None of this would strike any descendant of K.C. Irving as unusual. While his boys were still in short pants, K.C. routinely took them to his office on the Saint John waterfront, his bus depots, bus-assembly plant, plywood factory, sawmill, his general store in Bouctouche. When the boys became fathers themselves, they immersed their own offspring in the family's industries, just as K.C. had immersed them.

"When grandfather, father, Art and Jack got together, nobody talked baseball or hockey," James D. Irving said. "It was all business. Or politics that surrounded business. Or information that all related back, in some fashion, to business.

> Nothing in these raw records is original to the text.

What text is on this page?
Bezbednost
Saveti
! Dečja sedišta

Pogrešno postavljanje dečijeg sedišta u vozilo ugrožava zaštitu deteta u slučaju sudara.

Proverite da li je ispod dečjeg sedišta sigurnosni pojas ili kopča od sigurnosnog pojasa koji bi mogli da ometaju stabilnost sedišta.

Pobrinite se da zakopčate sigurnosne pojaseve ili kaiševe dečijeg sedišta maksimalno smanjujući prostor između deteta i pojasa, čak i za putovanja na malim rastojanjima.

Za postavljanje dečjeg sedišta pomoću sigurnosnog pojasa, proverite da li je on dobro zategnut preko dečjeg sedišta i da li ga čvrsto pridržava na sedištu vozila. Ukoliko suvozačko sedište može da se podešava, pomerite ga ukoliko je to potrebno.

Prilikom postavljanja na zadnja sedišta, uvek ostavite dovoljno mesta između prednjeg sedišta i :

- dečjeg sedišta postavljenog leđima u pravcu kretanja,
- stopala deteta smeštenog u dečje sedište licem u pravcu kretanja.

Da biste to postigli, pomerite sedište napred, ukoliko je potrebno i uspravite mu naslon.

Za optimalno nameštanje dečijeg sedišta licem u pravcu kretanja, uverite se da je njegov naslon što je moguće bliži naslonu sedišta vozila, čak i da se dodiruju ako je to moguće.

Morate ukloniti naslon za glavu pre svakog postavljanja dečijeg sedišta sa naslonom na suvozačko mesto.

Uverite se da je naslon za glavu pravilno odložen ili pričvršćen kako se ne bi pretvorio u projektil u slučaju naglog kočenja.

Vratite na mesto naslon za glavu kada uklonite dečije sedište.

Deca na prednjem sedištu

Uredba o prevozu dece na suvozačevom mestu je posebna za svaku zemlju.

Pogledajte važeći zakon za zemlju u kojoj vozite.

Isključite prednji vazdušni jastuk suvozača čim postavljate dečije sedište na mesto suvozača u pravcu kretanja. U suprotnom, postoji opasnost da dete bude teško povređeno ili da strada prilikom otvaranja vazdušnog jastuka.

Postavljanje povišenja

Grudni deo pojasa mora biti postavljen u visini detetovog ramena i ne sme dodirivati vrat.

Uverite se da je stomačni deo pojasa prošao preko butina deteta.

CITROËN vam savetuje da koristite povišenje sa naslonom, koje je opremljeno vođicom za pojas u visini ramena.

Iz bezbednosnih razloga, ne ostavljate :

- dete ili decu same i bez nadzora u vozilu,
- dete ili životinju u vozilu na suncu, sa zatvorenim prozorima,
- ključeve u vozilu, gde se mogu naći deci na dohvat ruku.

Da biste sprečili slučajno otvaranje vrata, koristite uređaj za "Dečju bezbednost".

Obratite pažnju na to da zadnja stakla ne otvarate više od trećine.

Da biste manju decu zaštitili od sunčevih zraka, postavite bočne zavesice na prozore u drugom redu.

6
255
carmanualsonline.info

Business was their lives."

Managing for the Long Run shows that, despite the widespread belief that family-owned companies are congenitally inefficient, they often beat the pants off corporations whose shares all trade on stock markets. L.L. Bean, Levi Strauss, Motorola and Hallmark Cards not only outperform their non-family-owned rivals, but far out-survive them. Why? "The business represents a treasured institution that is intended to sustain the family, employees, and other stakeholders into the future," Managing for the Long Run says. "It is something to nurture, not a holding to be sold for a fast capital gain or exploited in order to draw a fat paycheck."

Some might sneer at the notion that love has any place in Big Business, but not Jack Irving. When he was 70 he told me that during the Christmas seasons of his boyhood, his father took his sons to Irving forests in Northern New Brunswick, and they'd all walk together on frozen rivers. How fond Jack was of that ancient memory!

If it's a family that owns the Big Business, love certainly plays a part in its surviving good times and bad-for generation, after generation, after generation. And a very merry Christmas to you, too.